This work has spun out of academical research performed at Uppsala University:
Kristiaan Pelckmans (email@example.com) is Associate Professor in Applied Mathematics at Uppsala University, department of Information Technology, division of Systems and Control. He specialises in fundamental research on automatic control, machine learning and different applications of those. This emerged from working at different places, including Leuven (KUL, BE), Fraunhofer (Darmstadt, DE), London (UCL, UK) and shorter term visits (see cv2018). Recently, he is working on a research endeavour in astronomy (called VASCO) combining astrophysics, IT and ML and citizen science. Curiously enough, this effort shares many similarities with the FaDO project.
Dragos Dancila (firstname.lastname@example.org) is Associate Professor at Uppsala University, department of Engineering Sciences, division of Solid State Electronics. He received also a Complementary Master in Management, from the Solvay Business School in Brussels. He holds several patents in the fields of medical diagnostics and energy efficiency. He was project leader in several projects related to antennas, sensors, microwaves and terahertz technology. He is presently the Principal Investigator of a H2020 Eurostars project on energy efficiency in radio frequency amplifiers for cyclotron technology. Recently, he started working on applications of ML and AI for ‘Predictive maintenance’, which is the continuous surveillance of industrial equipment for pre-emptive maintenance, i.e. to act before things actually break down. He has strong interests in entrepreneurship, strategy and innovation in high-tech companies.

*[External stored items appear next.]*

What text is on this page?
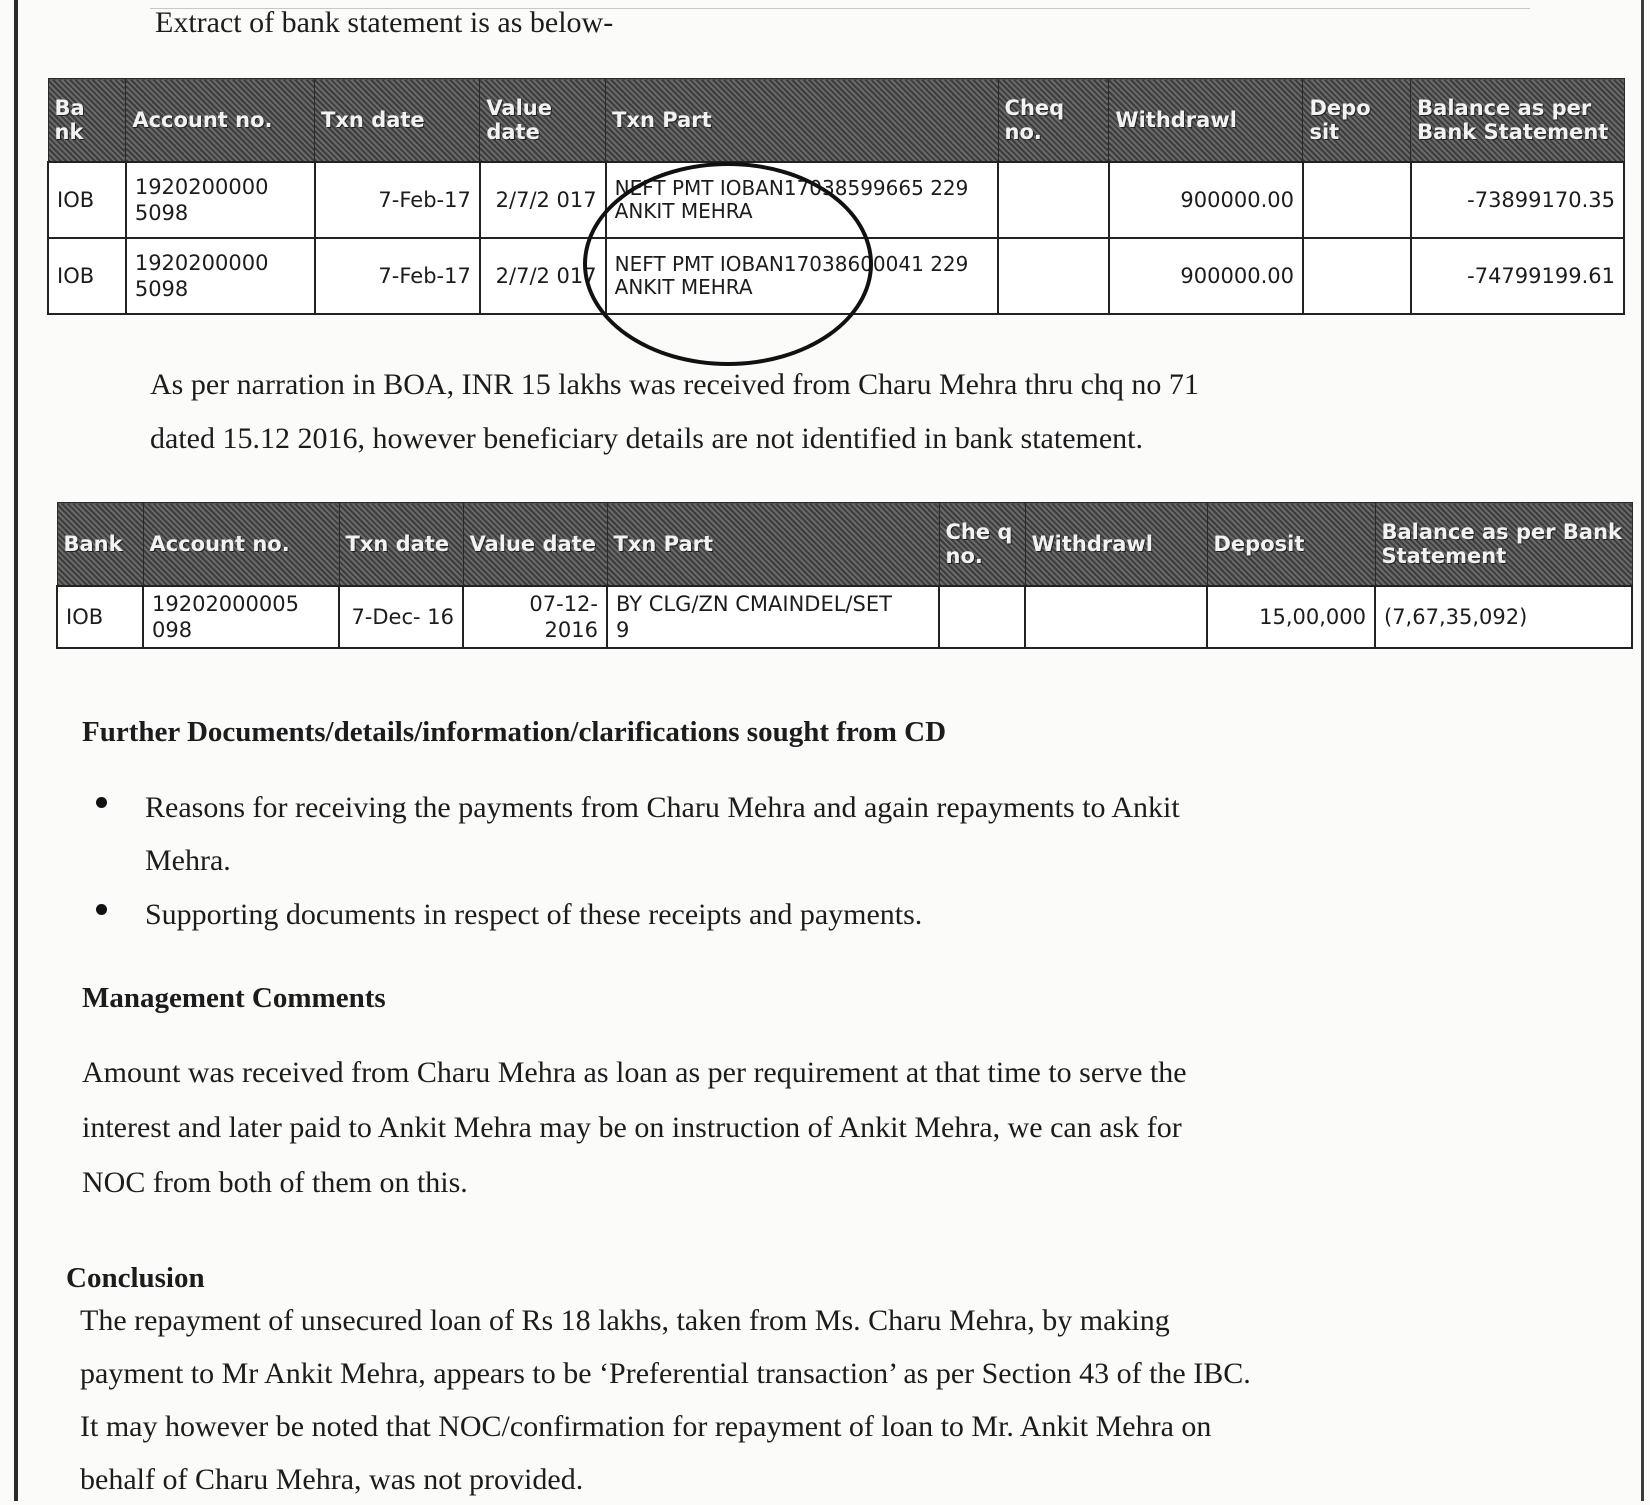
Extract of bank statement is as below-
Ba nk	Account no.	Txn date	Value date	Txn Part	Cheq no.	Withdrawl	Depo sit	Balance as per Bank Statement
IOB	1920200000 5098	7-Feb-17	2/7/2 017	NEFT PMT IOBAN17038599665 229 ANKIT MEHRA		900000.00		-73899170.35
IOB	1920200000 5098	7-Feb-17	2/7/2 017	NEFT PMT IOBAN17038600041 229 ANKIT MEHRA		900000.00		-74799199.61
As per narration in BOA, INR 15 lakhs was received from Charu Mehra thru chq no 71
dated 15.12 2016, however beneficiary details are not identified in bank statement.
Bank	Account no.	Txn date	Value date	Txn Part	Che q no.	Withdrawl	Deposit	Balance as per Bank Statement
IOB	19202000005 098	7-Dec- 16	07-12- 2016	BY CLG/ZN CMAINDEL/SET    9			15,00,000	(7,67,35,092)
Further Documents/details/information/clarifications sought from CD
Reasons for receiving the payments from Charu Mehra and again repayments to Ankit
Mehra.
Supporting documents in respect of these receipts and payments.
Management Comments
Amount was received from Charu Mehra as loan as per requirement at that time to serve the
interest and later paid to Ankit Mehra may be on instruction of Ankit Mehra, we can ask for
NOC from both of them on this.
Conclusion
The repayment of unsecured loan of Rs 18 lakhs, taken from Ms. Charu Mehra, by making
payment to Mr Ankit Mehra, appears to be ‘Preferential transaction’ as per Section 43 of the IBC.
It may however be noted that NOC/confirmation for repayment of loan to Mr. Ankit Mehra on
behalf of Charu Mehra, was not provided.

Erik Gudmundson (email@example.com, Ph.D.) is a scientist at FOI, Swedish Defence Research Agency. His work focuses on statistical signal processing for underwater applications. Examples of such applications are direction-of-arrival and range estimation for sonar systems, general estimation theory, and non-linear filtering and tracking. Recently, he has also started working on applications of ML and AI for identification of underwater sound sources. Erik Gudmundson has a Ph.D. in statistical signal processing from Uppsala University under supervision of prof. Peter Stoica. Before joining FOI, he held a post-doc positions at both Lund University and KTH Royal Institute of Technology, Stockholm.